Waingapu – Pengadilan Negeri (PN) Waingapu menetapkan bahwa sepasang warga Kabupaten Sumba Timur berhak melangsungkan perkawinan, meskipun hubungan keduanya sempat terhalang penolakan keluarga akibat perbedaan kasta dalam adat setempat pada Senin (15/12).
Penetapan ini menegaskan bahwa alasan perbedaan kasta tidak dapat dijadikan dasar untuk mengekang hak konstitusional warga negara dalam membentuk keluarga yang sah menurut hukum.
“Menyatakan Para Pemohon tidak ada halangan yang sah menurut hukum untuk melangsungkan perkawinan sesuai dengan ketentuan peraturan perundang-undangan,” ujar Hakim I Nengah Maliarta dilansir dalam amar penetapan nomor 879/Pdt.P/2025/PN Wgp.
Baca Juga: Hukum di Era Majapahit: Pejabat Kerajaan Divonis Mati Bila Korupsi!

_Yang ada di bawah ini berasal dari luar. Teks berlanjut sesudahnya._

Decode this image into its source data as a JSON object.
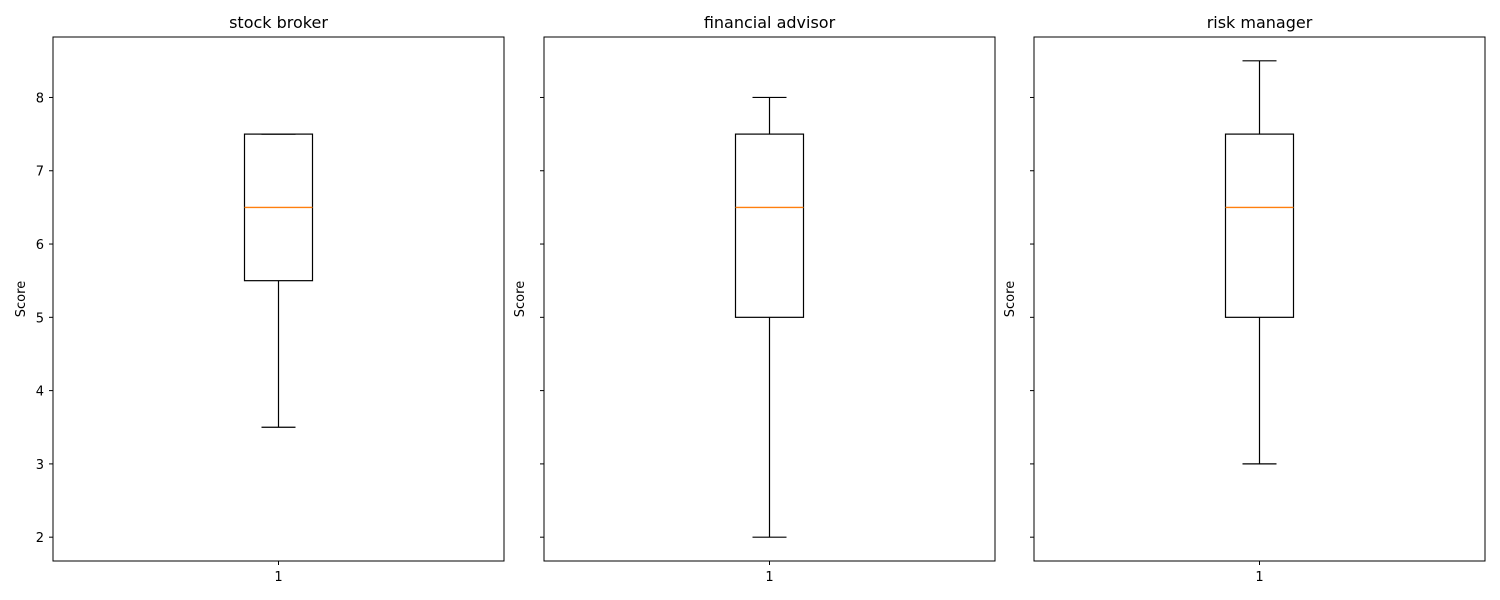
{
  "chart_data": {
    "type": "box",
    "ylim": [
      1.675,
      8.825
    ],
    "y_ticks": [
      2,
      3,
      4,
      5,
      6,
      7,
      8
    ],
    "shared_y": true,
    "grid": false,
    "colors": {
      "box": "#000000",
      "median": "#ff7f0e",
      "frame": "#000000"
    },
    "panels": [
      {
        "title": "stock broker",
        "ylabel": "Score",
        "x_tick_label": "1",
        "stats": {
          "whisker_low": 3.5,
          "q1": 5.5,
          "median": 6.5,
          "q3": 7.5,
          "whisker_high": 7.5
        }
      },
      {
        "title": "financial advisor",
        "ylabel": "Score",
        "x_tick_label": "1",
        "stats": {
          "whisker_low": 2.0,
          "q1": 5.0,
          "median": 6.5,
          "q3": 7.5,
          "whisker_high": 8.0
        }
      },
      {
        "title": "risk manager",
        "ylabel": "Score",
        "x_tick_label": "1",
        "stats": {
          "whisker_low": 3.0,
          "q1": 5.0,
          "median": 6.5,
          "q3": 7.5,
          "whisker_high": 8.5
        }
      }
    ]
  }
}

Dalam permohonannya, para Pemohon menyampaikan bahwa keduanya telah menjalin hubungan cinta sejak April 2025 dan sepakat membawa hubungan tersebut ke jenjang perkawinan. Dari hubungan tersebut, Pemohon I diketahui telah mengandung lima bulan. Keduanya juga telah melalui proses pendekatan adat sesuai budaya Sumba Timur, termasuk pengutusan juru bicara adat (wunang) dan pelaksanaan ritual adat yang dinyatakan sah oleh kedua keluarga.

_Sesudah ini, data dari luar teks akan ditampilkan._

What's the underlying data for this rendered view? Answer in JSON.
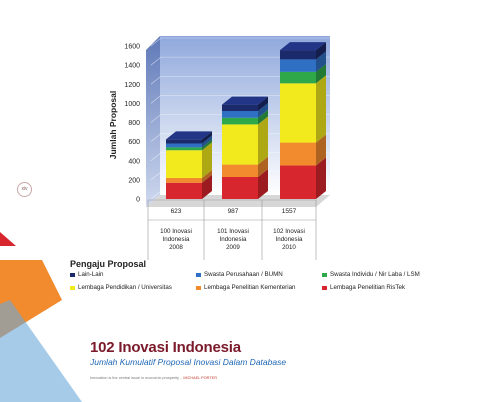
{
  "page_badge": "xiv",
  "header": {
    "title": "102 Inovasi Indonesia",
    "subtitle": "Jumlah Kumulatif Proposal Inovasi Dalam Database"
  },
  "quote": {
    "text": "Innovation is the central issue in economic prosperity -",
    "author": "MICHAEL PORTER"
  },
  "legend": {
    "title": "Pengaju Proposal",
    "items": [
      {
        "label": "Lain-Lain",
        "color": "#1b2a6b"
      },
      {
        "label": "Swasta Perusahaan / BUMN",
        "color": "#2f6fc4"
      },
      {
        "label": "Swasta Individu / Nir Laba / LSM",
        "color": "#2fa84a"
      },
      {
        "label": "Lembaga Pendidikan / Universitas",
        "color": "#f2ea1c"
      },
      {
        "label": "Lembaga Penelitian Kementerian",
        "color": "#f28a2e"
      },
      {
        "label": "Lembaga Penelitian RisTek",
        "color": "#d8262e"
      }
    ]
  },
  "chart_data": {
    "type": "bar",
    "stacked": true,
    "ylabel": "Jumlah Proposal",
    "ylim": [
      0,
      1600
    ],
    "yticks": [
      0,
      200,
      400,
      600,
      800,
      1000,
      1200,
      1400,
      1600
    ],
    "grid": true,
    "categories": [
      {
        "total": "623",
        "lines": [
          "100 Inovasi",
          "Indonesia",
          "2008"
        ]
      },
      {
        "total": "987",
        "lines": [
          "101 Inovasi",
          "Indonesia",
          "2009"
        ]
      },
      {
        "total": "1557",
        "lines": [
          "102 Inovasi",
          "Indonesia",
          "2010"
        ]
      }
    ],
    "series": [
      {
        "name": "Lembaga Penelitian RisTek",
        "color": "#d8262e",
        "values": [
          170,
          230,
          350
        ]
      },
      {
        "name": "Lembaga Penelitian Kementerian",
        "color": "#f28a2e",
        "values": [
          50,
          130,
          240
        ]
      },
      {
        "name": "Lembaga Pendidikan / Universitas",
        "color": "#f2ea1c",
        "values": [
          290,
          420,
          620
        ]
      },
      {
        "name": "Swasta Individu / Nir Laba / LSM",
        "color": "#2fa84a",
        "values": [
          30,
          70,
          120
        ]
      },
      {
        "name": "Swasta Perusahaan / BUMN",
        "color": "#2f6fc4",
        "values": [
          40,
          70,
          130
        ]
      },
      {
        "name": "Lain-Lain",
        "color": "#1b2a6b",
        "values": [
          43,
          67,
          97
        ]
      }
    ]
  }
}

Namun, persoalan muncul setelah keluarga Pemohon I menyatakan keberatan dan menolak hubungan tersebut dengan alasan Pemohon II dianggap tidak sederajat karena berasal dari kasta hamba, sementara Pemohon I berasal dari kasta raja. Penolakan itu bahkan disertai ancaman, sehingga Pemohon I meninggalkan rumah keluarganya dan memilih tinggal bersama keluarga Pemohon II.
Hakim dalam pertimbangannya menegaskan bahwa para Pemohon telah berusia di atas 21 tahun, sehingga secara hukum tidak lagi memerlukan izin orang tua untuk melangsungkan perkawinan. Kendati demikian, penetapan pengadilan tetap diperlukan karena secara faktual para Pemohon mengalami hambatan serius akibat penolakan keluarga yang didasarkan pada alasan adat dan kasta.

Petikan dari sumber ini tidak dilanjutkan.